U.S. Senator Lamar Alexander (R-TN) today released the following statement about Tennessee’s leadership potential in the development of pollution reducing initiatives that combat climate change following a Senate Committee on Environment and Public Works hearing on “green” jobs.
“Because Tennessee is a biofuels state, reducing carbon dioxide emissions will rejuvenate our farm economy,” said Alexander, after the hearing that discussed jobs that could be created by climate change initiatives. “In today’s economy, we create more jobs than we lose, but many of those jobs are shifting from rural communities to more urban and suburban areas. Climate change legislation that emphasizes biofuels would change this trend and begin to raise family incomes in the rural areas being left behind by globalization.”

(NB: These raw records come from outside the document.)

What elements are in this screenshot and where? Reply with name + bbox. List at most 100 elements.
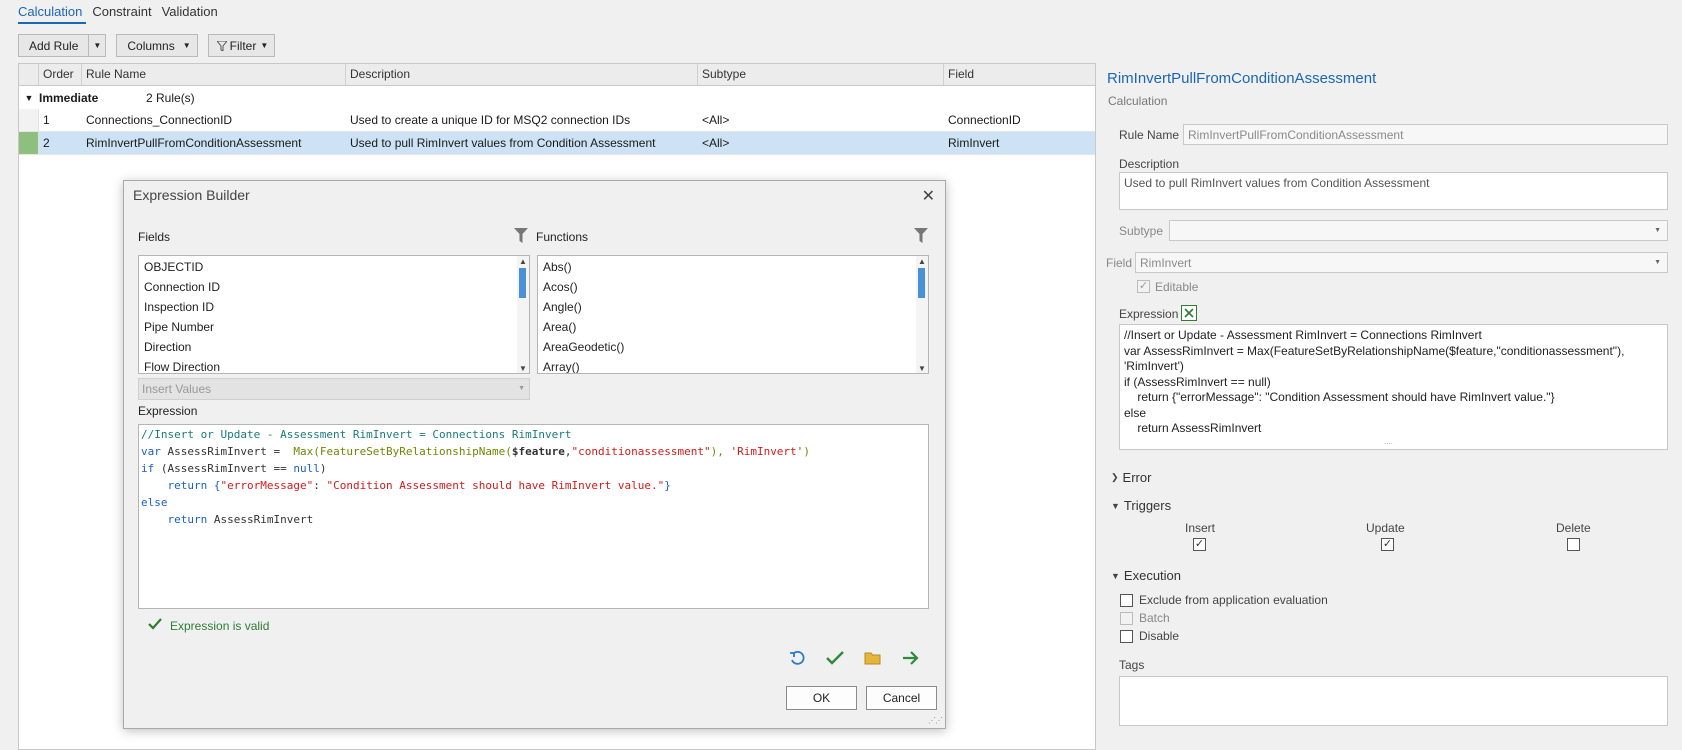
header-description[interactable]: Description: [346, 64, 698, 85]
functions-filter-icon[interactable]: [914, 228, 928, 246]
fields-label: Fields: [138, 230, 171, 244]
subtype-select[interactable]: ▼: [1169, 220, 1668, 241]
list-item[interactable]: Abs(): [538, 257, 928, 277]
header-subtype[interactable]: Subtype: [698, 64, 944, 85]
disable-checkbox[interactable]: [1120, 630, 1133, 643]
error-section-header[interactable]: ❯ Error: [1111, 470, 1151, 485]
execution-section-header[interactable]: ▼ Execution: [1111, 568, 1181, 583]
list-item[interactable]: Angle(): [538, 297, 928, 317]
ok-button[interactable]: OK: [786, 686, 857, 710]
group-row-immediate[interactable]: ▼ Immediate 2 Rule(s): [19, 86, 1095, 109]
triggers-section-header[interactable]: ▼ Triggers: [1111, 498, 1171, 513]
code-function: ): [803, 445, 810, 458]
expression-builder-dialog: Expression Builder ✕ Fields Functions OB…: [123, 180, 946, 729]
row-selector[interactable]: [19, 109, 39, 131]
list-item[interactable]: Inspection ID: [139, 297, 529, 317]
disable-label: Disable: [1139, 629, 1180, 643]
functions-scrollbar[interactable]: ▲ ▼: [916, 256, 928, 373]
functions-list[interactable]: Abs() Acos() Angle() Area() AreaGeodetic…: [537, 255, 929, 374]
editable-label: Editable: [1155, 280, 1199, 294]
code-keyword: return: [141, 479, 208, 492]
close-icon[interactable]: ✕: [922, 186, 935, 206]
row-selector[interactable]: [19, 132, 39, 154]
list-item[interactable]: OBJECTID: [139, 257, 529, 277]
header-rule-name[interactable]: Rule Name: [82, 64, 346, 85]
arrow-right-icon[interactable]: [900, 647, 922, 669]
expression-builder-icon[interactable]: [1181, 305, 1197, 321]
scroll-down-icon[interactable]: ▼: [519, 364, 527, 373]
code-text: (AssessRimInvert ==: [154, 462, 294, 475]
open-folder-icon[interactable]: [862, 647, 884, 669]
list-item[interactable]: Array(): [538, 357, 928, 373]
table-row[interactable]: 1 Connections_ConnectionID Used to creat…: [19, 109, 1095, 132]
table-row[interactable]: 2 RimInvertPullFromConditionAssessment U…: [19, 132, 1095, 155]
panel-title: RimInvertPullFromConditionAssessment: [1107, 70, 1377, 87]
scroll-thumb[interactable]: [918, 268, 925, 298]
list-item[interactable]: Flow Direction: [139, 357, 529, 373]
panel-subtitle: Calculation: [1108, 94, 1168, 108]
scroll-thumb[interactable]: [519, 268, 526, 298]
list-item[interactable]: Connection ID: [139, 277, 529, 297]
chevron-down-icon: ▼: [1111, 500, 1120, 511]
code-text: }: [664, 479, 671, 492]
add-rule-dropdown-icon[interactable]: ▼: [88, 35, 105, 56]
expression-line: var AssessRimInvert = Max(FeatureSetByRe…: [1124, 343, 1625, 358]
fields-filter-icon[interactable]: [514, 228, 528, 246]
scroll-down-icon[interactable]: ▼: [918, 364, 926, 373]
list-item[interactable]: Pipe Number: [139, 317, 529, 337]
checkmark-icon: [148, 618, 162, 633]
fields-list[interactable]: OBJECTID Connection ID Inspection ID Pip…: [138, 255, 530, 374]
exclude-checkbox[interactable]: [1120, 594, 1133, 607]
scroll-up-icon[interactable]: ▲: [519, 257, 527, 266]
expression-editor[interactable]: //Insert or Update - Assessment RimInver…: [138, 424, 929, 609]
add-rule-label: Add Rule: [29, 38, 79, 53]
update-checkbox[interactable]: ✓: [1381, 538, 1394, 551]
list-item[interactable]: Acos(): [538, 277, 928, 297]
field-select[interactable]: RimInvert ▼: [1135, 252, 1668, 273]
code-keyword: return: [141, 513, 208, 526]
tags-label: Tags: [1119, 658, 1145, 672]
chevron-down-icon: ▼: [182, 41, 191, 50]
header-order[interactable]: Order: [39, 64, 82, 85]
code-string: "conditionassessment": [571, 445, 711, 458]
insert-label: Insert: [1185, 521, 1216, 535]
insert-values-select[interactable]: Insert Values ▼: [138, 378, 530, 400]
batch-label: Batch: [1139, 611, 1170, 625]
insert-checkbox[interactable]: ✓: [1193, 538, 1206, 551]
code-function: ),: [710, 445, 731, 458]
editable-checkbox[interactable]: ✓: [1137, 280, 1150, 293]
scroll-up-icon[interactable]: ▲: [918, 257, 926, 266]
cancel-button[interactable]: Cancel: [866, 686, 937, 710]
validation-text: Expression is valid: [170, 618, 270, 633]
expression-line: else: [1124, 405, 1147, 420]
tags-field[interactable]: [1119, 676, 1668, 726]
code-string: "errorMessage": [220, 479, 314, 492]
cell-description: Used to create a unique ID for MSQ2 conn…: [350, 113, 631, 127]
filter-button[interactable]: Filter ▼: [207, 34, 276, 57]
code-text: :: [313, 479, 327, 492]
add-rule-button[interactable]: Add Rule ▼: [18, 34, 107, 57]
code-text: AssessRimInvert: [207, 513, 314, 526]
header-field[interactable]: Field: [944, 64, 1095, 85]
description-label: Description: [1119, 157, 1180, 171]
list-item[interactable]: Area(): [538, 317, 928, 337]
rule-name-field[interactable]: RimInvertPullFromConditionAssessment: [1183, 124, 1668, 145]
undo-icon[interactable]: [787, 647, 809, 669]
delete-checkbox[interactable]: [1567, 538, 1580, 551]
fields-scrollbar[interactable]: ▲ ▼: [517, 256, 529, 373]
cell-field: RimInvert: [948, 136, 1000, 150]
columns-button[interactable]: Columns ▼: [116, 34, 198, 57]
verify-icon[interactable]: [824, 647, 846, 669]
expression-preview[interactable]: //Insert or Update - Assessment RimInver…: [1119, 324, 1668, 450]
resize-grip-icon[interactable]: ....: [1384, 434, 1393, 450]
chevron-down-icon[interactable]: ▼: [19, 93, 39, 103]
list-item[interactable]: AreaGeodetic(): [538, 337, 928, 357]
resize-grip-icon[interactable]: ⋰⋰: [928, 716, 943, 725]
batch-checkbox[interactable]: [1120, 612, 1133, 625]
validation-status: Expression is valid: [148, 618, 269, 633]
list-item[interactable]: Direction: [139, 337, 529, 357]
tab-validation[interactable]: Validation: [162, 4, 222, 24]
tab-constraint[interactable]: Constraint: [92, 4, 155, 24]
tab-calculation[interactable]: Calculation: [18, 4, 87, 24]
description-field[interactable]: Used to pull RimInvert values from Condi…: [1119, 172, 1668, 210]
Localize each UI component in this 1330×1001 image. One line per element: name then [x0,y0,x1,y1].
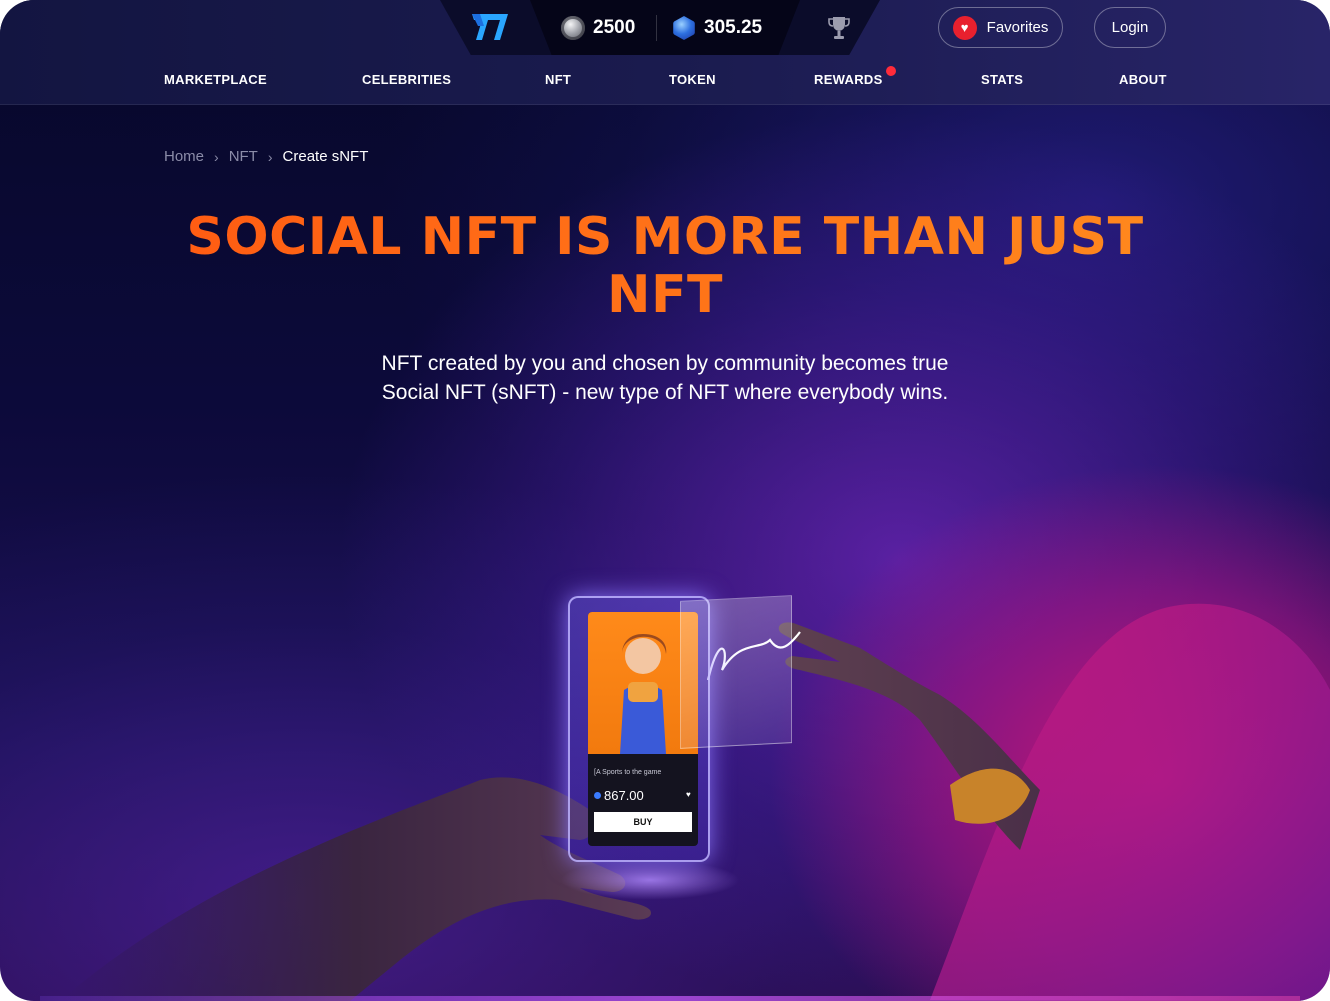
nft-card-caption: [A Sports to the game [594,769,662,776]
favorites-label: Favorites [986,19,1049,36]
left-hand-shape [60,777,651,1001]
nav-token[interactable]: TOKEN [669,72,716,87]
chevron-right-icon: › [214,148,219,165]
breadcrumb: Home › NFT › Create sNFT [164,148,368,165]
breadcrumb-nft[interactable]: NFT [229,148,258,165]
trophy-icon[interactable] [828,15,850,41]
buy-button: BUY [594,812,692,832]
balance-divider [656,15,657,41]
chevron-right-icon: › [267,148,273,165]
nav-nft[interactable]: NFT [545,72,571,87]
rewards-notification-dot [886,66,896,76]
page-title: SOCIAL NFT IS MORE THAN JUST NFT [130,208,1200,324]
gem-balance-value: 305.25 [704,17,763,38]
nav-marketplace[interactable]: MARKETPLACE [164,72,267,87]
nav-celebrities[interactable]: CELEBRITIES [362,72,451,87]
signature-glass-card [680,595,792,749]
brand-logo-icon[interactable] [470,12,510,42]
breadcrumb-current: Create sNFT [282,148,369,165]
gem-icon [594,792,601,799]
gem-icon [673,16,695,40]
silver-balance[interactable]: 2500 [561,14,635,42]
silver-balance-value: 2500 [593,17,636,38]
breadcrumb-home[interactable]: Home [164,148,204,165]
nav-stats[interactable]: STATS [981,72,1023,87]
header: 2500 305.25 ♥ Favorites Login MARKETPLAC… [0,0,1330,105]
silver-coin-icon [561,16,585,40]
heart-icon: ♥ [686,790,691,799]
login-label: Login [1111,19,1149,36]
hero-subtitle: NFT created by you and chosen by communi… [330,349,1000,407]
page-frame: 2500 305.25 ♥ Favorites Login MARKETPLAC… [0,0,1330,1001]
bottom-glow-strip [40,996,1300,1001]
nav-about[interactable]: ABOUT [1119,72,1167,87]
phone-glow [560,860,740,900]
nft-card-price: 867.00 [604,788,644,803]
gem-balance[interactable]: 305.25 [672,14,762,42]
hero-subtitle-line-2: Social NFT (sNFT) - new type of NFT wher… [381,381,949,404]
heart-icon: ♥ [952,15,977,40]
login-button[interactable]: Login [1094,7,1166,48]
nav-rewards[interactable]: REWARDS [814,72,883,87]
favorites-button[interactable]: ♥ Favorites [938,7,1063,48]
hero-subtitle-line-1: NFT created by you and chosen by communi… [381,352,949,375]
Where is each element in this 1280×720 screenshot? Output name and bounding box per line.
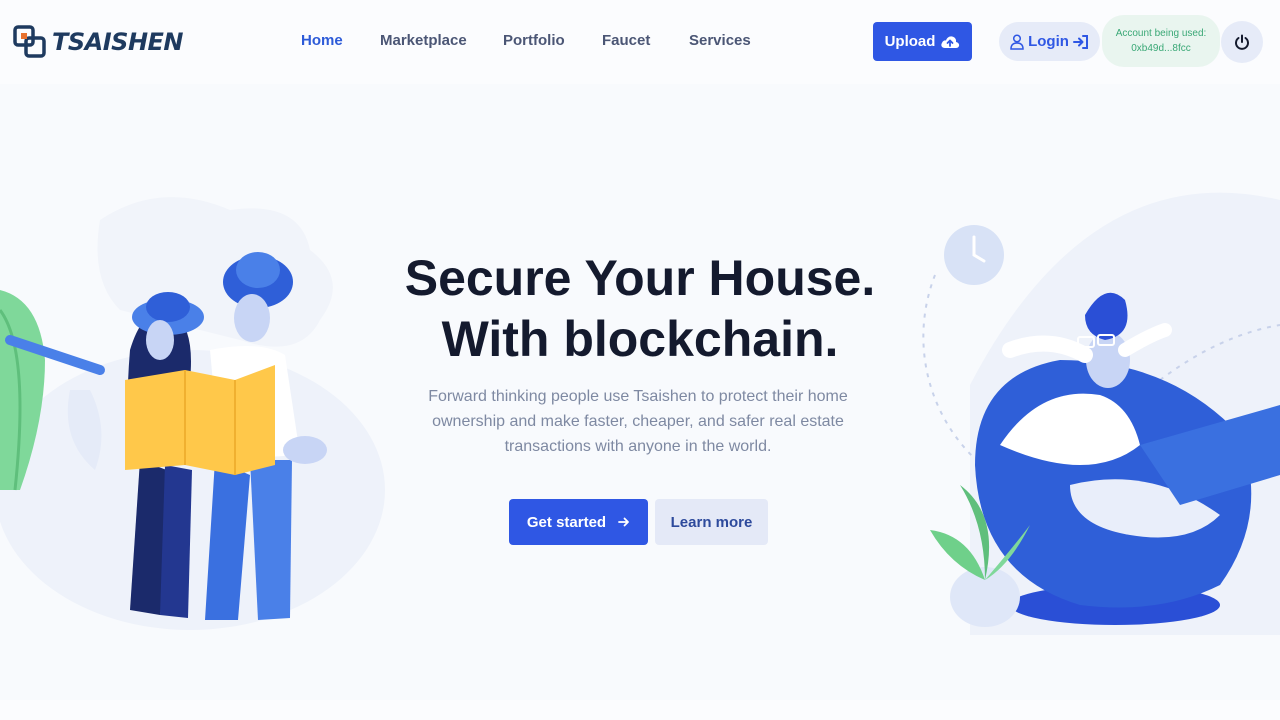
site-header: TSAISHEN Home Marketplace Portfolio Fauc…	[0, 0, 1280, 84]
hero-title-line2: With blockchain.	[441, 311, 839, 367]
power-icon	[1235, 34, 1249, 50]
hero-title: Secure Your House. With blockchain.	[340, 248, 940, 370]
learn-more-button[interactable]: Learn more	[655, 499, 768, 545]
nav-faucet[interactable]: Faucet	[602, 32, 650, 49]
upload-label: Upload	[884, 33, 936, 50]
account-address: 0xb49d...8fcc	[1131, 43, 1191, 54]
sign-in-icon	[1072, 34, 1088, 49]
page-bottom-edge	[0, 700, 1280, 720]
account-label: Account being used:	[1115, 28, 1207, 39]
nav-home[interactable]: Home	[301, 32, 343, 49]
logout-button[interactable]	[1221, 21, 1263, 63]
login-button[interactable]: Login	[999, 22, 1100, 61]
nav-portfolio[interactable]: Portfolio	[503, 32, 565, 49]
get-started-button[interactable]: Get started	[509, 499, 648, 545]
relaxing-person-illustration	[922, 192, 1280, 635]
arrow-right-icon	[618, 517, 629, 527]
account-indicator: Account being used: 0xb49d...8fcc	[1102, 15, 1220, 67]
learn-more-label: Learn more	[670, 513, 753, 531]
hero-title-line1: Secure Your House.	[404, 250, 876, 306]
upload-button[interactable]: Upload	[873, 22, 972, 61]
get-started-label: Get started	[526, 513, 607, 531]
nav-services[interactable]: Services	[689, 32, 751, 49]
explorers-illustration	[0, 197, 385, 630]
login-label: Login	[1028, 33, 1069, 50]
cloud-upload-icon	[941, 35, 960, 48]
hero-subtitle: Forward thinking people use Tsaishen to …	[428, 388, 848, 455]
nav-marketplace[interactable]: Marketplace	[380, 32, 467, 49]
user-icon	[1010, 33, 1024, 50]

Alexander, a member of the Senate Committee on Environment and Public Works, said the economic benefit of the Tennessee Biofuels Initiative, a partnership between the University of Tennessee and Oak Ridge National Laboratory, would bring:
• 4,000 new jobs in rural Tennessee counties
• $400 million in new state and local revenues annually
• Additional plants supporting biofuel production would create 3,000 more jobs and $1 billion in additional annual revenue from producing the chemicals used to process biofuels
• $100 million annually in new farm revenue to about 20,000 of the state’s producers
• 1 billion gallons of Grassoline (ethanol fuels) annually at the potential wholesale price of $1.20 per gallon. This level of production would displace approximately 30 percent of Tennessee’s present petroleum-based consumption.
This August, while speaking in Jackson, Tenn., Alexander said “ethanol made from switchgrass could be as big for raising incomes for rural communities in Tennessee as bringing the auto industry was for towns and cities.”
In addition, Alexander said that Tennessee is positioned to be a leader in solar energy. He said Sharp Corporation, the world’s leading manufacturer of solar photovoltaics, has its only U.S. manufacturing facility in Memphis, Tenn. It has created more than 200 jobs and doubled its capacity twice since production began in 2003.
Alexander said that the CLEAN Energy Act, which he supported and which passed the U.S. Senate in June, will take major steps toward diversifying our fuel supply and developing cleaner ways to power our cars and trucks.